Scholar Eddy Portnoy comes to campus
Hidden stories of the Yiddish Press
How do cultural myths homogenize individuals within that culture? How do we express the variance within American Jewish culture? If you’re Eddy Portnoy, the solution lies within existing and unheard histories of Jewish identity.
On Jan. 30 in the Smith Memorial Ballroom at Portland State, the Harold Schnitzer Family Program in Judaic Studies held the 15th annual Solomon Memorial Lecture. The guest lecturer this year was Eddy Portnoy, senior researcher and director of exhibitions at the YIVO Institute of Jewish Research. Portnoy has several published works, but his most recent endeavor is his book Bad Rabbi: And Other Strange but True Stories from the Yiddish Press.
Portnoy began his graduate research at Columbia University, where he found copies of an old publication from the 1920s called The Yiddish Press.

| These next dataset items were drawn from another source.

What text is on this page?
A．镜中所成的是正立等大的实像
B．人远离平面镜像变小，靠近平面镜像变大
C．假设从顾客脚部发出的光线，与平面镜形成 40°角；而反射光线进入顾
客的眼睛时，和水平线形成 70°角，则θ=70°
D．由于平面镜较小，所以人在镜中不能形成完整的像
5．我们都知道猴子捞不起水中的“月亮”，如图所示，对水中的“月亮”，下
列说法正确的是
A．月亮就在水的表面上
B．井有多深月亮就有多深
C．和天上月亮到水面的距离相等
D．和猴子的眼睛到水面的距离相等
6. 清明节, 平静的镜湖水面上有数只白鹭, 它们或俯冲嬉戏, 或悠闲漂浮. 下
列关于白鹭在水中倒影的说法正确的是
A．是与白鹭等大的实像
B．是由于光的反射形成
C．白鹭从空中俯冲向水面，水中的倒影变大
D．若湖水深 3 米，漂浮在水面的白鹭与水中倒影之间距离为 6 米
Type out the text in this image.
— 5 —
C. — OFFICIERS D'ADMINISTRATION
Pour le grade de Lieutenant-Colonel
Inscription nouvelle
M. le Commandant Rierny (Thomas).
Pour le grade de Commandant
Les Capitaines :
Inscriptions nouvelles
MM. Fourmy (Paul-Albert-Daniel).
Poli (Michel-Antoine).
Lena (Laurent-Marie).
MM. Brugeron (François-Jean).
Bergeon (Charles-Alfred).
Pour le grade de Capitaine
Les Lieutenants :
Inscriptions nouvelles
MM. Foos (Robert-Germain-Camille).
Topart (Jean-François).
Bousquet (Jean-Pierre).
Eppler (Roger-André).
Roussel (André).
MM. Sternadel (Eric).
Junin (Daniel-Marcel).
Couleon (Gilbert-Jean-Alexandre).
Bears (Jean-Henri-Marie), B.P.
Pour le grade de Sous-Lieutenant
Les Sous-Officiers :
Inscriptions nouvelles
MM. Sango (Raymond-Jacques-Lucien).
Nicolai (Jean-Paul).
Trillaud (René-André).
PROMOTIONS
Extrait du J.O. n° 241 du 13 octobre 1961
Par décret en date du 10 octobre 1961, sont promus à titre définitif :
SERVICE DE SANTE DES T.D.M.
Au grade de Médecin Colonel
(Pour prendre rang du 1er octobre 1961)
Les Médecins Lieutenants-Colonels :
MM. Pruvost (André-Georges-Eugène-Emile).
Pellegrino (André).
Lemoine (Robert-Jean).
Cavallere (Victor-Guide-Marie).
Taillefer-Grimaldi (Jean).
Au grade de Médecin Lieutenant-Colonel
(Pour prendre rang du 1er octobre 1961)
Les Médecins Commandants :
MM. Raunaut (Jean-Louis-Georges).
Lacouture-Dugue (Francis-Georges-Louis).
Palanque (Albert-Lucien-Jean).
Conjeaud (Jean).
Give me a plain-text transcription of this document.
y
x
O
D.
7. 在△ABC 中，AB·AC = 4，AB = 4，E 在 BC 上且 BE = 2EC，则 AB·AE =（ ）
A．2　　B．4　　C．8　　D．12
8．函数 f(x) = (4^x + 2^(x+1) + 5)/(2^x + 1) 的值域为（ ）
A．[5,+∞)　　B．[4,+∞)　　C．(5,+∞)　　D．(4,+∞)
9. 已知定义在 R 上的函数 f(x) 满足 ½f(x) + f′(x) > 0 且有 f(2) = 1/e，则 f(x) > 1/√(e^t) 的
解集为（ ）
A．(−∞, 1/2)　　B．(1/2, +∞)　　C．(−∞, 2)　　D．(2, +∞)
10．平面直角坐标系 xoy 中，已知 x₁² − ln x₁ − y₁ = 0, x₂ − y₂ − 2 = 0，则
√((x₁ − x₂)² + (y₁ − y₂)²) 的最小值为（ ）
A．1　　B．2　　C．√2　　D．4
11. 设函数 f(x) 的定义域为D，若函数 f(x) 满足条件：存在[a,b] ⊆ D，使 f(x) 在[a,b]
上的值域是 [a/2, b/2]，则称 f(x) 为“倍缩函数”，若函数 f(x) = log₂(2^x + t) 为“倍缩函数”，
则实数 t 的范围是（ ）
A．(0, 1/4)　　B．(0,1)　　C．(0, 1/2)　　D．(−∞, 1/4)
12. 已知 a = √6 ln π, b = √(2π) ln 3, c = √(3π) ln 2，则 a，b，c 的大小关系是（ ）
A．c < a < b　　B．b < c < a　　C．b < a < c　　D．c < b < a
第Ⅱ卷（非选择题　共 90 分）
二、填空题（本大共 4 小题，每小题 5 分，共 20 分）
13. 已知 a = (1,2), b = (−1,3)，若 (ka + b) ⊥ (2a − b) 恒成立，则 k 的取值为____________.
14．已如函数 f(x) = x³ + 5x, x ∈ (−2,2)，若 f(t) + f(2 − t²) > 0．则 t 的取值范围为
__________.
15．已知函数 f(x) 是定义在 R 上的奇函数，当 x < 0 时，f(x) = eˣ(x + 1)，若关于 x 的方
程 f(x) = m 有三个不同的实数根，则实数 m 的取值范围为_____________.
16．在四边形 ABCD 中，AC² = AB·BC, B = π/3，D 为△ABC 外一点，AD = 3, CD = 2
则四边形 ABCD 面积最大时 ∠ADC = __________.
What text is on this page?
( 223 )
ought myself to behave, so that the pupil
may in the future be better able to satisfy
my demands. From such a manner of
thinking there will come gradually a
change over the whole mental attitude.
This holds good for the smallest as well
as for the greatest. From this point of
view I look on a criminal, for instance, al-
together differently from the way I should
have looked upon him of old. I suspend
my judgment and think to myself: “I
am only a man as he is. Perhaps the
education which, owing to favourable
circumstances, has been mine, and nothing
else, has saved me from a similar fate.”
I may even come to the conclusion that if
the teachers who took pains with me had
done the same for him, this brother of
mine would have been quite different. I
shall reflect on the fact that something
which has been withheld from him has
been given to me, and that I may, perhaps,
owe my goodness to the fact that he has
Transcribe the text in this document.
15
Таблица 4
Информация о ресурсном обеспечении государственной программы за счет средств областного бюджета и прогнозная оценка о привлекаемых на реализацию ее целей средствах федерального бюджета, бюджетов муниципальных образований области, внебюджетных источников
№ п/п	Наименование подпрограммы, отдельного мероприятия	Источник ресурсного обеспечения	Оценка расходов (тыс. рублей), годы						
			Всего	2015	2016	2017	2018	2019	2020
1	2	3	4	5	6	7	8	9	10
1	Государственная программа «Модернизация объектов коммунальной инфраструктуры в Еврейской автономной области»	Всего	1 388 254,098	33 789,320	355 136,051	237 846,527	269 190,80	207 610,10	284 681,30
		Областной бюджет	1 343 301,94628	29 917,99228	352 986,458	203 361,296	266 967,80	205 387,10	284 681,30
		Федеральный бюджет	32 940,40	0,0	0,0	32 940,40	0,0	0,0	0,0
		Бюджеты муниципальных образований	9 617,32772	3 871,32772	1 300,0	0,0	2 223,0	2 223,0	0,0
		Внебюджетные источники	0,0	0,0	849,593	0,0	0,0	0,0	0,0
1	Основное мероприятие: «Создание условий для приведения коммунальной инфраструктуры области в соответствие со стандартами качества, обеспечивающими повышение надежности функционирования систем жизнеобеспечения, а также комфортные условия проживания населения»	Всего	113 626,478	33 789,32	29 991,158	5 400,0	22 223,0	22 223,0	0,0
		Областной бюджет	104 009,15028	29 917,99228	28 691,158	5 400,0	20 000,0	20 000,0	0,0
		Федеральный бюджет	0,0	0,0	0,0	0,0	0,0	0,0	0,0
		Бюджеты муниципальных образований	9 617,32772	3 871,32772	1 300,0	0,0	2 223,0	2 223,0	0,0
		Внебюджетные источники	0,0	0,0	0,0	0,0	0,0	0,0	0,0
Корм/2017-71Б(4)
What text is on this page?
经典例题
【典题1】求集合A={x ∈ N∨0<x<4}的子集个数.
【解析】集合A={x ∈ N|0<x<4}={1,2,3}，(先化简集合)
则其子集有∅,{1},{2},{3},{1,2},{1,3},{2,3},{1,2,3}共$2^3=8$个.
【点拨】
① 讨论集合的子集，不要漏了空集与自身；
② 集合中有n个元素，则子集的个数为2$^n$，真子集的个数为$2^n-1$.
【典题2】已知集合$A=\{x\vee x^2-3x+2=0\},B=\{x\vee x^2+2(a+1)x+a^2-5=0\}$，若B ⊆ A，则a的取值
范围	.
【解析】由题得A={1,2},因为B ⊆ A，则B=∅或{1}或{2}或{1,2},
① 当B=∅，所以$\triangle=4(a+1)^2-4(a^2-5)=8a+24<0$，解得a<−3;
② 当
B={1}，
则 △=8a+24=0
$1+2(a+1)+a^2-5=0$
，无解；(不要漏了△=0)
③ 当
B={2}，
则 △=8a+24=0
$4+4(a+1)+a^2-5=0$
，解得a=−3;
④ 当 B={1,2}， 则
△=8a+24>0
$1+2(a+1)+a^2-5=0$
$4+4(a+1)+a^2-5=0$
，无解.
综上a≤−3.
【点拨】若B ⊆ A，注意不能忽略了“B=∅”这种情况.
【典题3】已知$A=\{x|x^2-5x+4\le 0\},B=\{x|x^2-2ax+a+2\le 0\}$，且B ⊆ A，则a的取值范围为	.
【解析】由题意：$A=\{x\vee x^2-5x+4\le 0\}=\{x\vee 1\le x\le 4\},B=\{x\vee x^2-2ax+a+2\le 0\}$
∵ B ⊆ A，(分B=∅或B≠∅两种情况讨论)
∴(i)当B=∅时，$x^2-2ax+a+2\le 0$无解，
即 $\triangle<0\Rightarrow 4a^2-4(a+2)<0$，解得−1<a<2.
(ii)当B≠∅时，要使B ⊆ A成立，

It was there that he discovered how many stories went untold in Jewish popular culture. Portnoy realized that many traditional Jewish narratives are based on a very repetitive story of Jewish immigrants coming to America, starting their businesses from nothing and eventually making their way to a successful and assimilated American life. According to Portnoy, there were no stories representative of “stupid jews,” meaning there were only stories of objective success, a hard and somewhat unattainable idea.
What was found by Portnoy in The Yiddish Press, however, was a multitude of stories that deviated from traditional Jewish narratives. The title “Bad Rabbi” is actually a chapter in Portnoy’s book about a Hasidic rabbi who comes to America and marries a woman for money, despite already being married, then having to go through a very long and begrudging trial to try to not end up in prison. Other stories in the book include a Jewish drag queen, a wrestler, several murderers and a tattoo artist.
The intent of publishing all of these stories in Portnoy’s book was to try to represent instances of Jewish cultural diversity. Portnoy said, “a lot of Jewish-American historiography within the last century is full of Jewish immigrant success stories.” Portnoy’s book highlights what he calls “Jewish immigrant failures” where a long series of trial and errors is brought to the forefront of each story.
Portnoy brings up a very valid point—that becoming a success story is a very constraining pressure that is put onto many immigrants, not just Jewish immigrants. It is a pressure that can cause a single homogenous story, one that not everyone can identify with. The pressure to be considered a “success” or “successful” can also create cultural stereotypes, and not accurately represent a culture and the people who identify with that specific culture. What Portnoy’s book shows the public is that it is okay to create your own narratives in a culture that you identify with. Nobody is perfect, and that’s not a bad thing.